Chemot, chapitre 21, versets 7-11 : « Et si un homme vend sa fille comme servante, elle ne sortira pas comme sortent les esclaves. Chemot, chapitre 21, versets 7-11 : « Et si un homme vend sa fille comme servante, elle ne sortira pas comme sortent les esclaves. Si elle est mauvaise aux yeux de son maître qui se l’était destinée, il la libérera ; à un peuple étranger il n’a pas le pouvoir de la vendre, l’ayant trahie. Et si c’est à son fils qu’il la destine, selon le statut des filles il fera pour elle. Si une autre il prend pour lui, sa nourriture, son habillement et sa relation intime il ne réduira pas. Et si ces trois choses-là il ne fait pas pour elle, elle sortira gratuitement, il n’y a pas d’argent. »

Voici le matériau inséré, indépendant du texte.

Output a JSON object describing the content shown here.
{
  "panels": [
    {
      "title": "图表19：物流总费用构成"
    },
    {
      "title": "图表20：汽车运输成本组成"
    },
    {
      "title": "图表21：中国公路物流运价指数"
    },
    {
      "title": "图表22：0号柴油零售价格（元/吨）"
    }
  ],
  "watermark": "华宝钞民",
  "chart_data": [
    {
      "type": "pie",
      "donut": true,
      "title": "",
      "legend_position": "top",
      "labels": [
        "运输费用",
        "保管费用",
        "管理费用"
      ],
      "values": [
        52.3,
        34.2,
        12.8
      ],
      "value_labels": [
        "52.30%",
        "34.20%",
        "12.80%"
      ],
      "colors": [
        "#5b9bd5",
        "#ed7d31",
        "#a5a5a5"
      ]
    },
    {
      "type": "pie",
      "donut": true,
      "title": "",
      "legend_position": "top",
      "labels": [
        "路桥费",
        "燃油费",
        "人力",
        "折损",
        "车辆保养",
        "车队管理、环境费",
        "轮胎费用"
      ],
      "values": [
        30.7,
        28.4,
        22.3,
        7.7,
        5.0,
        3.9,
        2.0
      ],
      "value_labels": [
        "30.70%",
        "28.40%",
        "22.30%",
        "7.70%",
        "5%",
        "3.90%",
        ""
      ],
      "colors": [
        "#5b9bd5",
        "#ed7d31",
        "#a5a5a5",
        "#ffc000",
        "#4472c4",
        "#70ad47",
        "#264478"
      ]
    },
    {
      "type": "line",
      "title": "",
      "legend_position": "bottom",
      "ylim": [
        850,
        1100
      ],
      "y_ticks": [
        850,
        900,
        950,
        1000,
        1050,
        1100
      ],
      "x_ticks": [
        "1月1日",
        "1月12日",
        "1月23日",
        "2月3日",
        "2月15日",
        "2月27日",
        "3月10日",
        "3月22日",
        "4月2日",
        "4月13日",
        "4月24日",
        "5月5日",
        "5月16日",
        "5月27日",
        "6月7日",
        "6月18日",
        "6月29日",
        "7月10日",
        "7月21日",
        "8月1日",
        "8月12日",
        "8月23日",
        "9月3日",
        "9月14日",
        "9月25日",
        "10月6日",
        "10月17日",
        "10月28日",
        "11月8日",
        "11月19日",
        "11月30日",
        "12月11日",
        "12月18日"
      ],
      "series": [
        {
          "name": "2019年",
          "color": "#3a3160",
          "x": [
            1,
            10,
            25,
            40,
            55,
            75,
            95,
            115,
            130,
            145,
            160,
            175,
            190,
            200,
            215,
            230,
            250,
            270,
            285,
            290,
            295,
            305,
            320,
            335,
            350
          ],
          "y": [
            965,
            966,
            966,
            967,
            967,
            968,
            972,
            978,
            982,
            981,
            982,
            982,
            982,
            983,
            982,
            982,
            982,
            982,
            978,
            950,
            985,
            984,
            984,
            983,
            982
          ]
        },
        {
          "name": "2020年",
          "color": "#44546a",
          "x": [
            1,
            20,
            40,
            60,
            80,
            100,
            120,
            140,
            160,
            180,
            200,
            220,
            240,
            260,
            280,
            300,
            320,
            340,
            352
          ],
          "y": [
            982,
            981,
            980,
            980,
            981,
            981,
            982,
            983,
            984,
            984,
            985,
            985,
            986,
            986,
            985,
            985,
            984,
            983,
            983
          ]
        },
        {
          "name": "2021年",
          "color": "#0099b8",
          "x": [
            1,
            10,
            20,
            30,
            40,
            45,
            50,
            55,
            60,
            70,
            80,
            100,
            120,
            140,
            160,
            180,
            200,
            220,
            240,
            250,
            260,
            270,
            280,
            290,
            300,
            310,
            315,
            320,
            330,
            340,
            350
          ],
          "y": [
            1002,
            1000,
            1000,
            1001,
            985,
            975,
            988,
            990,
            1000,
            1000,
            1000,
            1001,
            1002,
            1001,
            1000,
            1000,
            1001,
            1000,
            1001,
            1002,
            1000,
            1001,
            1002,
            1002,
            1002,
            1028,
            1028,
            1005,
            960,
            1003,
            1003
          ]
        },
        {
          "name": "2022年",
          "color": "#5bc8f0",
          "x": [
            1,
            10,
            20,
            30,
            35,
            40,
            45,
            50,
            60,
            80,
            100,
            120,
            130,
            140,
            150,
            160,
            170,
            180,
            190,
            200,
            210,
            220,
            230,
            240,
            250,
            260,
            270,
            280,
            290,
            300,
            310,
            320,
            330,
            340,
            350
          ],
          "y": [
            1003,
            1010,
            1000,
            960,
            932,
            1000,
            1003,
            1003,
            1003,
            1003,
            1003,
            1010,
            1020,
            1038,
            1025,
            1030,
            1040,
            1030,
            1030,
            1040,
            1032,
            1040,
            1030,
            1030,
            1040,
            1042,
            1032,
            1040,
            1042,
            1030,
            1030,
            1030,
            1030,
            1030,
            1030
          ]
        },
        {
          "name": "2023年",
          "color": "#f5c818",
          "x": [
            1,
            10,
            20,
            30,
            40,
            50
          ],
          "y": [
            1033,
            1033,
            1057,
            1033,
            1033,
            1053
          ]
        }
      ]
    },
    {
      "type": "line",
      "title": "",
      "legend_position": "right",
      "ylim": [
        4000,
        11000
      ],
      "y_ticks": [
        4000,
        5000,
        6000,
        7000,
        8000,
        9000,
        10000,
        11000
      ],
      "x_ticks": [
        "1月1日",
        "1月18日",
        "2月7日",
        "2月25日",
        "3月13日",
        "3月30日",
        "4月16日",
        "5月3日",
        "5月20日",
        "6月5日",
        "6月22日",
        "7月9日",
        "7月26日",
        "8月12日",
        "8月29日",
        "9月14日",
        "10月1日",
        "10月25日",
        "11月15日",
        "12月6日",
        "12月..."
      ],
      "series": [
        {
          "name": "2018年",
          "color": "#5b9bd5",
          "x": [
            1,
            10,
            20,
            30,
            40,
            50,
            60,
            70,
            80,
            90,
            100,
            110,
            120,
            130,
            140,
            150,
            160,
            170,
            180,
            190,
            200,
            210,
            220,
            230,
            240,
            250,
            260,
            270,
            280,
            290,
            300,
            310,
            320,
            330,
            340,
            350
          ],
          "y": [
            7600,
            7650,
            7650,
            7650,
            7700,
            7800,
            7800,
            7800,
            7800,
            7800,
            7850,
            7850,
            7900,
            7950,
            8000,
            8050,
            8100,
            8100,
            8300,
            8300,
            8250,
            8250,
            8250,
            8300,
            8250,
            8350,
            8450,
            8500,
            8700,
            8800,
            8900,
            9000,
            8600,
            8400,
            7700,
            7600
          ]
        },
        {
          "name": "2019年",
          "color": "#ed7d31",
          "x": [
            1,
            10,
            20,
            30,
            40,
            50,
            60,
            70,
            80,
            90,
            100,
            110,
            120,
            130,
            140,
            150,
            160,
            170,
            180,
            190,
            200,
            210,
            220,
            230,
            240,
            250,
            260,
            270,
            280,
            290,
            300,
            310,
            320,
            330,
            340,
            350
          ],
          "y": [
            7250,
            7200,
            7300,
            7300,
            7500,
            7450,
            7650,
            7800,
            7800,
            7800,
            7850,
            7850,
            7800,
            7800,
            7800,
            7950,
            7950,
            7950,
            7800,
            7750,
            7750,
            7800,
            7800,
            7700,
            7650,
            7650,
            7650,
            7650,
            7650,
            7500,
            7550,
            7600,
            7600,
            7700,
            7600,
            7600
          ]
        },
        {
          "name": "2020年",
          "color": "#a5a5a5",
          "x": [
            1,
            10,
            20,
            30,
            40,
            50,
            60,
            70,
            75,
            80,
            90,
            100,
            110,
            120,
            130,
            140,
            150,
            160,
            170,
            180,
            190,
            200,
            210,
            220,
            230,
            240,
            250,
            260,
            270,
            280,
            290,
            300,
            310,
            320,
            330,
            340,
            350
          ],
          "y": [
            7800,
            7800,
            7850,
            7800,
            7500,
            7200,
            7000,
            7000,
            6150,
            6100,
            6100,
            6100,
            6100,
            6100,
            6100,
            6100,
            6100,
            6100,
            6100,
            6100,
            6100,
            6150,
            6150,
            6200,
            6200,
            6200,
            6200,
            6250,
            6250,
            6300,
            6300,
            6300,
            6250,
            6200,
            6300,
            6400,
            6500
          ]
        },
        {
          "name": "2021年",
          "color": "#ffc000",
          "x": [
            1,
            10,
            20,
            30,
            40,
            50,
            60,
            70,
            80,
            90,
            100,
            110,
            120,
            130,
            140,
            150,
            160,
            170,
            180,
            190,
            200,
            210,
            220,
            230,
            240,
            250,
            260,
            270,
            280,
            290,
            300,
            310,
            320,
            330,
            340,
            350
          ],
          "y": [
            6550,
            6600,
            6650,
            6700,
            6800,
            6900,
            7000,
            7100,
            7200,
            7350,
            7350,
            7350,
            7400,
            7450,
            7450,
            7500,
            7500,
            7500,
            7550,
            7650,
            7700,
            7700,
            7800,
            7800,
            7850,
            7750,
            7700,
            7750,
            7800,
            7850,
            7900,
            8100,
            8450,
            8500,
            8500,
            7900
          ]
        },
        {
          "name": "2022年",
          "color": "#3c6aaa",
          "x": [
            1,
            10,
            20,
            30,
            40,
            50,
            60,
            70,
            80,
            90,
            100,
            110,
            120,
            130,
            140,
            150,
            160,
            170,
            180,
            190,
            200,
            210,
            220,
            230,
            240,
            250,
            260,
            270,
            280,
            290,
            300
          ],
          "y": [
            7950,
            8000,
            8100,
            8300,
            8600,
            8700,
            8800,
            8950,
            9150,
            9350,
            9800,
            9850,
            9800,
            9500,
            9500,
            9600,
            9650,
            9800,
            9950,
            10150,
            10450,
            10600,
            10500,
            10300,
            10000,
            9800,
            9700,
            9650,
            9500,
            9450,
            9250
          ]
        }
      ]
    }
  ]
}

Que signifie « le statut des filles (michpat habanot) » au verset 9 ? Selon Rachi, il s’agit du verset suivant, que nous avons traduit selon ses explications : « Si une autre il prend pour lui, cheera (la nourriture), kessouta (l’habillement) et ‘onata (la relation intime) il ne réduira pas. » Dans le contexte de polygamie alors existant, on garantit à la première femme que l’entrée d’une seconde dans le foyer n’entraîne pas une diminution de son traitement. D’après cette version, le sens des versets serait donc que le statut d’une femme juive est la capacité en toutes circonstances d’exiger de son mari de ne pas être frustrée dans ces trois besoins fondamentaux. Il s’agit du seul endroit dans la Torah où il est fait mention explicite des obligations du mari envers son épouse. Pourquoi l’apprendre d’un cas aussi particulier ?
En effet, contrairement à ce qu’on pourrait attendre s’agissant d’un statut juridique, le cas énoncé ici n’est pas un cas général, mais un cas limite. Un homme acculé à la misère a le droit de « placer » sa fille mineure, qui est juridiquement et économiquement sous sa dépendance, en la vendant comme servante, à la condition éventuelle que son maître l’épouse par la suite. C’est à son propos que la Torah énonce « le statut des filles » comme pour avertir, souligne Rav S. R. Hirsch en s’appuyant sur la Mekhilta,[[La Mekhilta est le midrach halakhique sur Chemot.]] que le traitement de cette fille, servante et dont le père est au plus bas de la société, ne doit pas être « plus léger à tes yeux » que celui d’une autre, libre et de bonne famille. Il s’agit, toujours selon Rav Hirsch, d’un cas particulier du principe « elle monte avec lui mais ne descend pas avec lui. »[[Ketoubot, page 48a.]] C’est-à-dire qu’une femme est en droit d’exiger un niveau de vie égal à celui de son mari s’il est supérieur à celui de sa famille, et peut refuser, si elle est habituée à un niveau de vie supérieur, de s’abaisser à celui de son mari.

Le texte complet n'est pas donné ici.